Wealth Strategies

Study Shows Big HNW Age Divergence Over Economic Outlook – BoA Private Bank

Tom Burroughes Group Editor June 18, 2024

Study Shows Big HNW Age Divergence Over Economic Outlook – BoA Private Bank

The study from the US private bank delved into the details of how different HNW age groups think about financial markets, sources of return, where they obtain financial data, and more.

A Bank of America Private Bank survey of more than 1,000 high net worth adults founds that all age cohorts give high marks to their personal financial security. But views diverge sharply on the economic outlook, with younger people far more upbeat than those aged 44 and above.

Younger people (21 to 43), defined here as Gen Z and Millennials, are twice as optimistic as older wealthy people about the US economy. The divide is even sharper about the global economy; nearly half of younger people say the global economy is very strong, compared with just 6 per cent of Gen X and older.

Younger people are also much more optimistic in their views of the US political environment, with many more saying that the US is “on the right track.”

Gaps between the views of different cohorts are important because about $84 trillion is expected to pass from seniors and Baby Boomers to Gen X, Millennials and their heirs through 2045.

The transfer to Gen X in particular is well underway, though annual transfers to Millennials are expected to surpass Gen X by 2040, the bank said in its 39-page report. (The study drew responses from 1,007 people who had at least $3 million in investible assets and were at least 21 years of age. The data was taken between January and February of 2024.)

One of the most eye-catching finds was that among younger people, six investment areas ranked above traditional areas such as fixed income and domestic equities as being those with greater opportunities for growth: Real estate; crypto/digital assets; private equity; personal company/brand; direct investment into companies; and those focused on “positive impact.” On the other hand, among those aged 44 and above, the top choice as a growth market was domestic equities, followed by real estate and emerging market stocks. Crypto/digital assets did not even feature.

“If these investment preferences actually are a marker of cautious mindsets, the past could be to blame, with two market crashes shaping a key decade of development for younger people. It’s easy to see how a two-and-a-half-year bear market (2000-2002) and a 50 per cent-plus loss in stock prices (2008-2009) could instill skepticism about the stock market in a generation of wealthy Americans,” authors of the report said. 

“There’s also the significant shift of information sharing and authority-sourcing underway in the age of social media. Half of younger people prefer to get their financial content from social media, which could be promoting untested advice as easily as it sources researched and verified guidance,” the report said. 

Stocks, rates and cash
The subject about which wealthy people show the most consensus – and optimism – is about the S&P 500’s outlook. A majority say they expect stocks to rise.

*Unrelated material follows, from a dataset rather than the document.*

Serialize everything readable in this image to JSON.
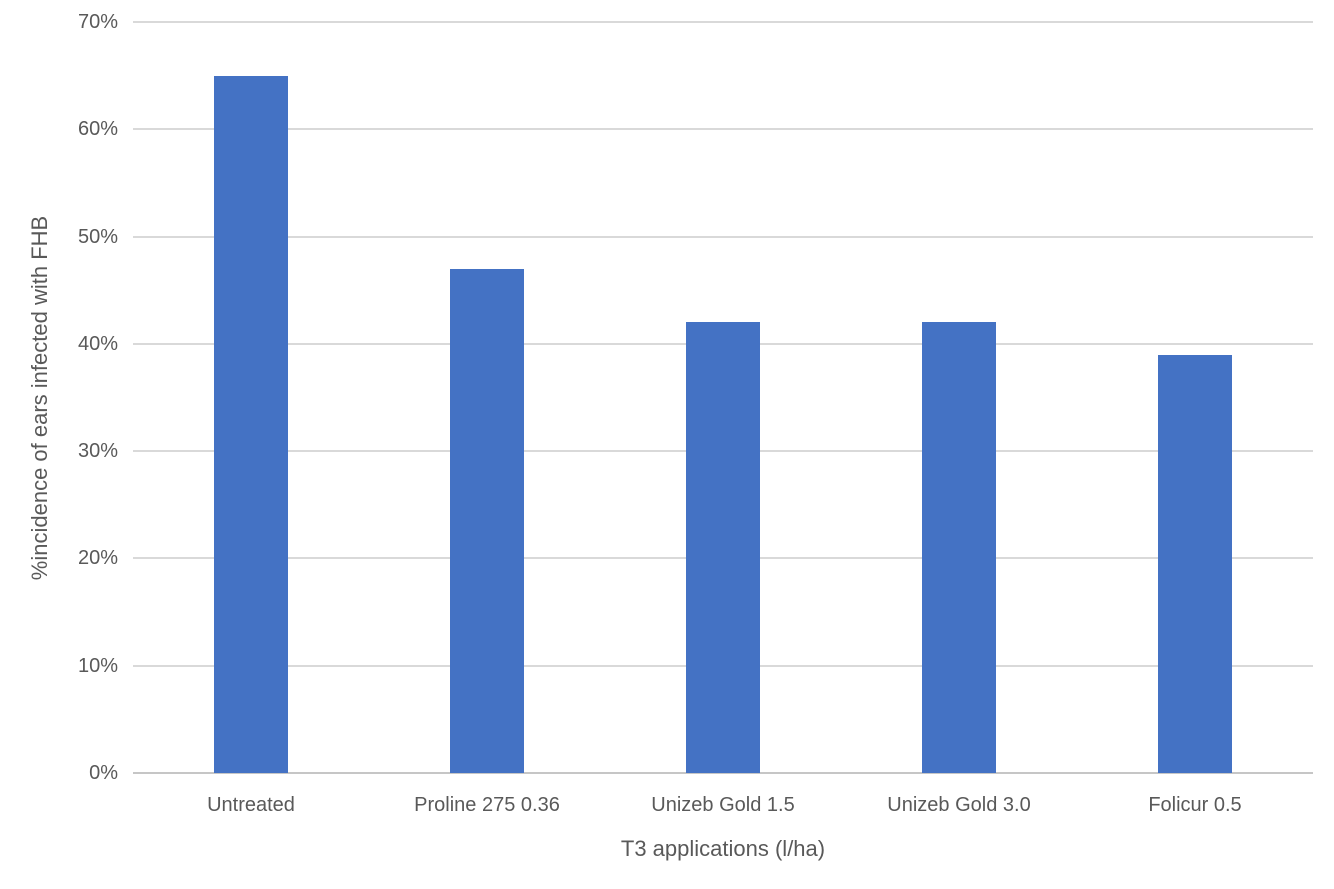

The study found that most (58 per cent) of those it surveyed have financially adjusted to higher rates, with 91 per cent of younger people doing so. “Younger people are generally more reliant on debt than older people, particularly with housing and education loans. Half of younger investors made changes to their investment approach as higher yields changed the opportunity set, while only 37 per cent of older investors did so.”

The study found that younger respondents also adjusted more around cash, increasing cash in hand as rate rises made other liquidity options more costly.

In terms of investment trends more broadly, younger people are more skeptical of traditional investments such as listed equities and bonds. Asked if they agreed with the statement “it is no longer possible to achieve above-average investment returns by investing solely in traditional stocks and bonds,” 72 per cent of younger people agreed. Some 28 per cent of those in the older group agreed.

Tech love
When it comes to technology, younger wealthy people show “more understanding and embrace” of technology changes, including the latest advancements in artificial intelligence, the report said.

Nine in 10 younger people say they are familiar with AI developments, compared with just half of the Gen X, Baby Boomer and senior population. Younger people have more confidence in the potential of AI to improve investment returns, and they are far more likely to say that AI impacts the way they invest or manage their wealth.

Transfer strains
Outside of investment, the report also examined wealth transfer. It found that 38 per cent of respondents said the lack of instructions causes strain.

Other matters of estate governance – communication and trust – also factor in for many families. Across all age groups, “interpersonal family dynamics” were given as the top source of strife, with 65 per cent of those aged 44+ giving this as a reason, and 41 per cent of younger respondents doing so. Across all groups, 38 per cent said “unequal distribution of assets” was a cause of strife; 25 per cent cited “lack of clear instructions and documentation.”

The survey noted that less than half (48 per cent) of wealthy US citizens have the basics of an estate plan in place.